A third fundamentum of destiny is that it is mutable. Destiny cannot be changed by the great power even of the greatest sages. But the merest glance from the corner of a loving eye can rewrite destiny entirely. The finite is subject to the transcendent infinite. That infinite is the ground of every being. It is being itself, ineffable and unchanging. Grace is will applied to rewrite destiny to the purpose of speeding it up. In the presence of the great ones, saints and sages, people report this experience of “having karma [necessary experiences from birth to birth] speeded up.” This is an accurate report. There is much to what is going on there, obviously. The point I want to make here is that it illustrates that destiny is gracious. And this has to be affirmed even when it appears that destiny is not gracious, something we know is not easy to do yet we also know as something we need to do.

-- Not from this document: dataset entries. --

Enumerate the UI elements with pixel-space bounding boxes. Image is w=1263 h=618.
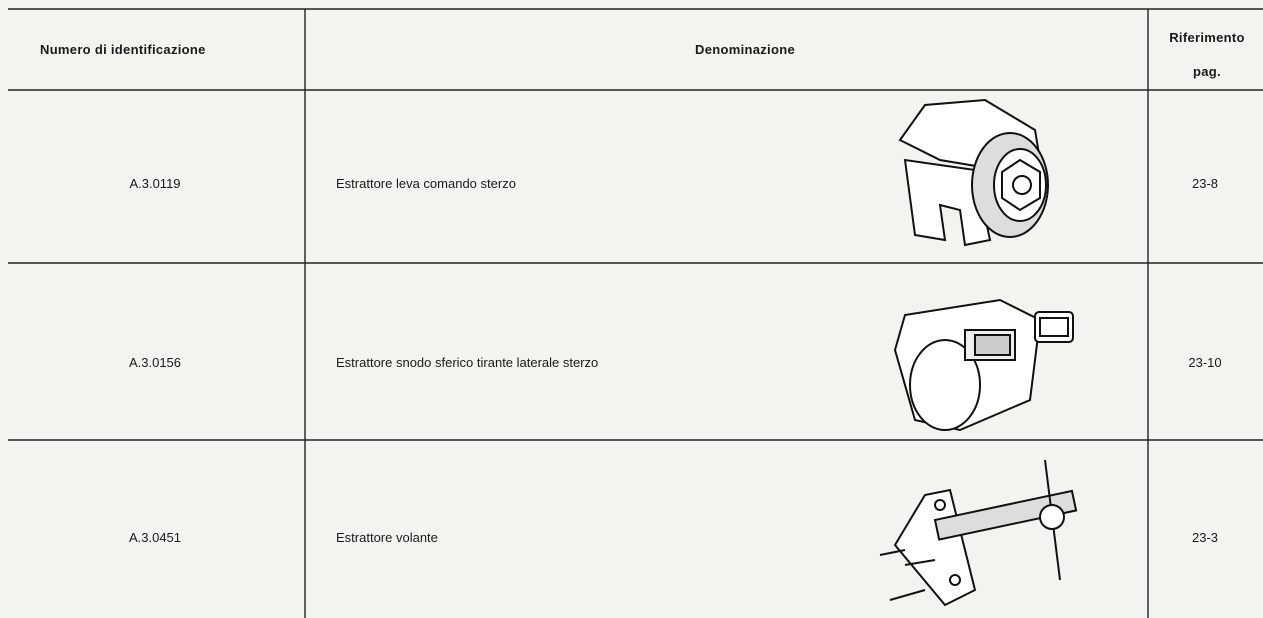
id-number: A.3.0451 — [128, 530, 182, 545]
page-ref: 23-8 — [1191, 176, 1219, 191]
tool-name: Estrattore volante — [336, 530, 438, 545]
tool-name: Estrattore leva comando sterzo — [336, 176, 516, 191]
header-reference: Riferimento — [1169, 30, 1245, 45]
header-reference: pag. — [1193, 64, 1221, 79]
id-number: A.3.0119 — [129, 176, 181, 191]
header-number: Numero di identificazione — [40, 42, 206, 57]
header-name: Denominazione — [695, 42, 795, 57]
tool-drawing — [898, 98, 1049, 247]
id-number: A.3.0156 — [128, 355, 182, 370]
page-ref: 23-3 — [1191, 530, 1219, 545]
tool-drawing — [893, 298, 1074, 432]
tool-name: Estrattore snodo sferico tirante lateral… — [336, 355, 599, 370]
page-ref: 23-10 — [1188, 355, 1222, 370]
tool-drawing — [879, 459, 1078, 607]
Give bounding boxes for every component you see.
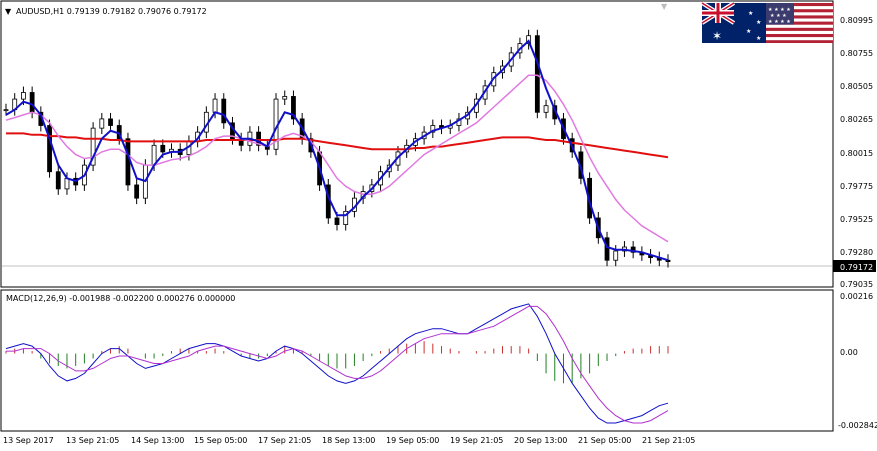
signal-line xyxy=(6,305,669,424)
candle-body xyxy=(613,250,619,261)
australia-flag-icon: ✶ ★ ★ ★ ★ xyxy=(700,1,766,43)
candle-body xyxy=(291,96,296,120)
price-tick-0: 0.80995 xyxy=(840,16,873,25)
candle-body xyxy=(604,237,610,261)
candle-body xyxy=(212,98,218,113)
candle-body xyxy=(47,125,52,173)
candle-body xyxy=(543,105,549,113)
time-label-10: 21 Sep 21:05 xyxy=(642,436,695,445)
macd-tick-1: 0.00 xyxy=(840,348,858,357)
candle-body xyxy=(108,118,113,126)
candle-body xyxy=(134,184,140,199)
time-label-4: 17 Sep 21:05 xyxy=(258,436,311,445)
candle-body xyxy=(55,171,61,190)
svg-text:★: ★ xyxy=(748,10,753,17)
macd-tick-0: 0.00216 xyxy=(840,292,873,301)
candle-body xyxy=(534,35,540,113)
price-axis: 0.80995 0.80755 0.80505 0.80265 0.80015 … xyxy=(833,16,876,289)
candle-body xyxy=(256,131,262,146)
time-label-9: 21 Sep 05:00 xyxy=(578,436,631,445)
candle-body xyxy=(29,92,35,113)
candle-body xyxy=(665,259,671,262)
candle-body xyxy=(221,98,227,124)
svg-text:★ ★ ★ ★: ★ ★ ★ ★ xyxy=(768,7,791,13)
current-price-label: 0.79172 xyxy=(840,263,873,272)
macd-panel[interactable] xyxy=(0,289,834,432)
candle-body xyxy=(64,177,70,190)
candle-body xyxy=(430,125,436,133)
candle-body xyxy=(282,96,288,100)
price-tick-4: 0.80015 xyxy=(840,149,873,158)
svg-text:★ ★ ★ ★: ★ ★ ★ ★ xyxy=(768,19,791,25)
price-tick-2: 0.80505 xyxy=(840,82,873,91)
macd-info: MACD(12,26,9) -0.001988 -0.002200 0.0002… xyxy=(6,294,235,303)
time-label-1: 13 Sep 21:05 xyxy=(66,436,119,445)
price-tick-7: 0.79280 xyxy=(840,248,873,257)
macd-tick-2: -0.002842 xyxy=(838,421,877,430)
candle-body xyxy=(630,246,636,253)
candle-body xyxy=(3,109,9,112)
svg-text:✶: ✶ xyxy=(712,29,722,43)
svg-text:★: ★ xyxy=(746,28,751,35)
price-tick-1: 0.80755 xyxy=(840,49,873,58)
svg-text:★: ★ xyxy=(756,35,761,42)
candle-body xyxy=(343,210,349,225)
dropdown-triangle-icon[interactable]: ▼ xyxy=(5,7,12,16)
candle-body xyxy=(125,138,131,186)
time-label-0: 13 Sep 2017 xyxy=(3,436,54,445)
time-label-2: 14 Sep 13:00 xyxy=(131,436,184,445)
time-label-5: 18 Sep 13:00 xyxy=(322,436,375,445)
current-price-box xyxy=(833,260,876,272)
usa-flag-icon: ★ ★ ★ ★ ★ ★ ★ ★ ★ ★ ★ xyxy=(766,3,833,43)
time-axis: 13 Sep 2017 13 Sep 21:05 14 Sep 13:00 15… xyxy=(3,436,695,445)
price-tick-5: 0.79775 xyxy=(840,182,873,191)
candle-body xyxy=(99,118,105,129)
candle-body xyxy=(334,217,340,225)
symbol-info: AUDUSD,H1 0.79139 0.79182 0.79076 0.7917… xyxy=(16,7,207,16)
candle-body xyxy=(90,127,96,166)
svg-text:★: ★ xyxy=(756,19,761,26)
svg-text:★ ★ ★: ★ ★ ★ xyxy=(770,13,787,19)
time-label-6: 19 Sep 05:00 xyxy=(386,436,439,445)
time-label-8: 20 Sep 13:00 xyxy=(514,436,567,445)
candle-body xyxy=(21,92,26,100)
price-tick-6: 0.79525 xyxy=(840,215,873,224)
macd-line xyxy=(5,303,669,424)
candle-body xyxy=(160,144,166,153)
ma-slow-line xyxy=(6,132,669,159)
time-label-7: 19 Sep 21:05 xyxy=(450,436,503,445)
ma-mid-line xyxy=(5,74,669,243)
price-tick-8: 0.79035 xyxy=(840,280,873,289)
ma-fast-line xyxy=(5,39,669,262)
scroll-marker-icon: ▼ xyxy=(661,2,668,11)
price-tick-3: 0.80265 xyxy=(840,115,873,124)
time-label-3: 15 Sep 05:00 xyxy=(194,436,247,445)
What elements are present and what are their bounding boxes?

Personally, do I have regrets? Of the variety that I wish people I love had loved me, yes, many. That I have not done the MORE that I could to speed up my karma? No, I am confident of having been a hard worker and of continuing so so far as my will and my destiny allow.

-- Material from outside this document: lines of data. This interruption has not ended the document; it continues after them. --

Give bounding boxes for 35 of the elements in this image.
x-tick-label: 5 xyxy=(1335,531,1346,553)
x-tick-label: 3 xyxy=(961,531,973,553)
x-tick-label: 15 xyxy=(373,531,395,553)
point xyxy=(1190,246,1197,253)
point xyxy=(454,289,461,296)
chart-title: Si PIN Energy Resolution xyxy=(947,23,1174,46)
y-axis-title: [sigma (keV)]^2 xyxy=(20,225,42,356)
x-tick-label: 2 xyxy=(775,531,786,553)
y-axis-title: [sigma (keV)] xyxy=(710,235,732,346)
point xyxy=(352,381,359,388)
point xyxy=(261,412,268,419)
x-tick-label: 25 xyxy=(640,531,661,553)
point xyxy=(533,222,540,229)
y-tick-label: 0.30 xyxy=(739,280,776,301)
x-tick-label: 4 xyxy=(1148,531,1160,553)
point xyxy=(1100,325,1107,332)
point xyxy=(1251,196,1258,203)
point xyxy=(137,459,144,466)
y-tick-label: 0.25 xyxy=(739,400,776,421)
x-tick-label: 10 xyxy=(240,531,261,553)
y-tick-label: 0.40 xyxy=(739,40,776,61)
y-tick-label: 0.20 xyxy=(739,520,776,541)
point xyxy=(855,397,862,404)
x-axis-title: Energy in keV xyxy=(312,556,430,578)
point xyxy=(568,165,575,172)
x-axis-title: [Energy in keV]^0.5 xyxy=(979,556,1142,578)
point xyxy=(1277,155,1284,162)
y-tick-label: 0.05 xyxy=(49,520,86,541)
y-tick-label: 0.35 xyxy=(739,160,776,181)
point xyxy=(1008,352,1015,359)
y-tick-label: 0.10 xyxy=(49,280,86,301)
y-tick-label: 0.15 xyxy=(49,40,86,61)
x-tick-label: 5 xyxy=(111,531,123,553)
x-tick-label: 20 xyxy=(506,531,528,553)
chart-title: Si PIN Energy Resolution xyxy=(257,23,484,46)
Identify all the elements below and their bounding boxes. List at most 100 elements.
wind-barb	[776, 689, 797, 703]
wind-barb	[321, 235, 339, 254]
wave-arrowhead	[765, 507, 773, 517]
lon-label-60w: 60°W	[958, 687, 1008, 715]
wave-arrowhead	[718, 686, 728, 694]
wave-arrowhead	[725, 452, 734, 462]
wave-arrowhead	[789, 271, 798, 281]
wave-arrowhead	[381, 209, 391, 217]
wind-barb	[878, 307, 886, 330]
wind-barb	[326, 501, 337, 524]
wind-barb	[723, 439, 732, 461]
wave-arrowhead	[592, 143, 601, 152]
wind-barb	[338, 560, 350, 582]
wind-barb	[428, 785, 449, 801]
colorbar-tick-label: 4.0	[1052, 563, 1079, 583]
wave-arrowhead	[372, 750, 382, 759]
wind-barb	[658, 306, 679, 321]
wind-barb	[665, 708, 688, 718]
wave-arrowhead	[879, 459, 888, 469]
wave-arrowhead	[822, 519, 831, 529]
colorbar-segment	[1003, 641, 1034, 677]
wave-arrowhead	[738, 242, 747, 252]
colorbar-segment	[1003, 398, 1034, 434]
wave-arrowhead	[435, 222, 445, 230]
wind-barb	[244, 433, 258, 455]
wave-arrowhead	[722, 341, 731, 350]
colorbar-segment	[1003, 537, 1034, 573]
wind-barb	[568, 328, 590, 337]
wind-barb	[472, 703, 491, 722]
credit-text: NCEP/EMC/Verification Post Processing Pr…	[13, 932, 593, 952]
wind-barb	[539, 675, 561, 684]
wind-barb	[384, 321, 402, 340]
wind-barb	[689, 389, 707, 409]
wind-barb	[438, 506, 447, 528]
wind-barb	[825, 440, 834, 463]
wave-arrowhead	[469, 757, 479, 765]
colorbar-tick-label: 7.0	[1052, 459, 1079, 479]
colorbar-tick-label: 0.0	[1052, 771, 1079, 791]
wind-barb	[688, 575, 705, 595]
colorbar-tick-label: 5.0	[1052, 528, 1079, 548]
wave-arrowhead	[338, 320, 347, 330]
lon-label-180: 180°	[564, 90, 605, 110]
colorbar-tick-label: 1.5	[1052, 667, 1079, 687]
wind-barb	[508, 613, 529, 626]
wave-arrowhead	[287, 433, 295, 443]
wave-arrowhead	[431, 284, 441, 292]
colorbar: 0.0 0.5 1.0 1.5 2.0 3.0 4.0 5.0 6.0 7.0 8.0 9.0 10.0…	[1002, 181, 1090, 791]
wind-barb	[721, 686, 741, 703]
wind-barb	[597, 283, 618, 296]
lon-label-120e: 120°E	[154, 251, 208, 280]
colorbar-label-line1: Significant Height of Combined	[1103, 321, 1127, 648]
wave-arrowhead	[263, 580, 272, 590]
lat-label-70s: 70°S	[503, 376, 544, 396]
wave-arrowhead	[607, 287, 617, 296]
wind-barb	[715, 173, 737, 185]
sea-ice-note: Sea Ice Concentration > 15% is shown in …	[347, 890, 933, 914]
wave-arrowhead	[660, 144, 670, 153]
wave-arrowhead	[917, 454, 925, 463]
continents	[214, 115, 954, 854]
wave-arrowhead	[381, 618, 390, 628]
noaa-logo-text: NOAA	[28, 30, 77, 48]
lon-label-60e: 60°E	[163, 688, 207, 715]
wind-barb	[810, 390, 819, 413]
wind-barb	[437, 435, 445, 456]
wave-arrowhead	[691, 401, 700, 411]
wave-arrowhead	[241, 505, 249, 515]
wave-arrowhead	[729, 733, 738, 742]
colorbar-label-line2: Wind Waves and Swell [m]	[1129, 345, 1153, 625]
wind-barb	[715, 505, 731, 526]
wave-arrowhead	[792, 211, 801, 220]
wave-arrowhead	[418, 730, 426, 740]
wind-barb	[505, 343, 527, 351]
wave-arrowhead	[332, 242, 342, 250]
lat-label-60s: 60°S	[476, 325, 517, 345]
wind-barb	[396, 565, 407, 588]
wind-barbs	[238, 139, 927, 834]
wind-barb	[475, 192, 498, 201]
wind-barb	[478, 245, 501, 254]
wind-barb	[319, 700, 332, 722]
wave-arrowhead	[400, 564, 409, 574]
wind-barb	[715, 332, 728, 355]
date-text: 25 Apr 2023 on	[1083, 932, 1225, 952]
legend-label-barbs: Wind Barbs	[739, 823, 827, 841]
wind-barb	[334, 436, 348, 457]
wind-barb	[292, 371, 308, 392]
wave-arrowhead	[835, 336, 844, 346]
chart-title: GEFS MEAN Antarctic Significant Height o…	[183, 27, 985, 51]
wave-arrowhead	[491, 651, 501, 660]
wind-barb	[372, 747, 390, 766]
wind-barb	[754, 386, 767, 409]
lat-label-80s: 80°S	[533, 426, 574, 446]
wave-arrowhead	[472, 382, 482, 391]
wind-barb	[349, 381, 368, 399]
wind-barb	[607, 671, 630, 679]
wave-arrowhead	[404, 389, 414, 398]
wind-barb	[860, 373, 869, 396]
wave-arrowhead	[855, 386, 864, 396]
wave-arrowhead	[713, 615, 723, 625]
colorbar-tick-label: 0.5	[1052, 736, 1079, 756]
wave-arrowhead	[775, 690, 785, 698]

Wishful thinking? Yes, on numerous fronts. I do not know that this will ever stop. It is evidence of maya, of which there are two kinds, one beneficial and one not — an important point included in things I said I would not treat of here. Most wishful thinking now seems to do with people I love who have not returned the sweetness. I do not see an end to that. It is a bitterness that seems must be borne indefinitely, but it is not too heavy a load, at this time.
On youth and ageing: you are of an age when you are at a break point, either for predominately spiritual or predominately carnal or worldly. The worldly is important and fun so long the spiritual is the central interest. When this is the case, the world itself, the carnal, becomes in fact spiritual. An interesting phenomenon and one some charlatans attempt to employ as cover for purely worldly — carnal — behavior: Clinton and Gates, for example.
You are auspiciously disposed on this matter, as evidenced by your asking this question. You would not ask if you were merely carnally disposed. In fact, you would not know I exist if you were so. So all is well and you should proceed with full confidence and enthusiasm on whatever course your inner necessity suggests to you. The proper guidance protocols are in place and functioning properly, so … Law of Expansion. Be strong, be happy!
Loss, finally, is an emotion, transitory though poignant. The best remedy for this emotion, in my experience, is to enter and become it. The third movement — Adagio — of Rachmaninoff’s second symphony, listened to and felt repeatedly, is a good medicine. This is an homeopathic remedy: to cure a dis-ease, induce a version of it. A very ancient procedure. I have used it often.
[One really must be Russian to play/make Russian music. Not to appreciate it, necessarily, but certainly to play/make it. Yvgeny Svetlanov and the Russian State Symphony Orchestra make the finest rendition I have heard.]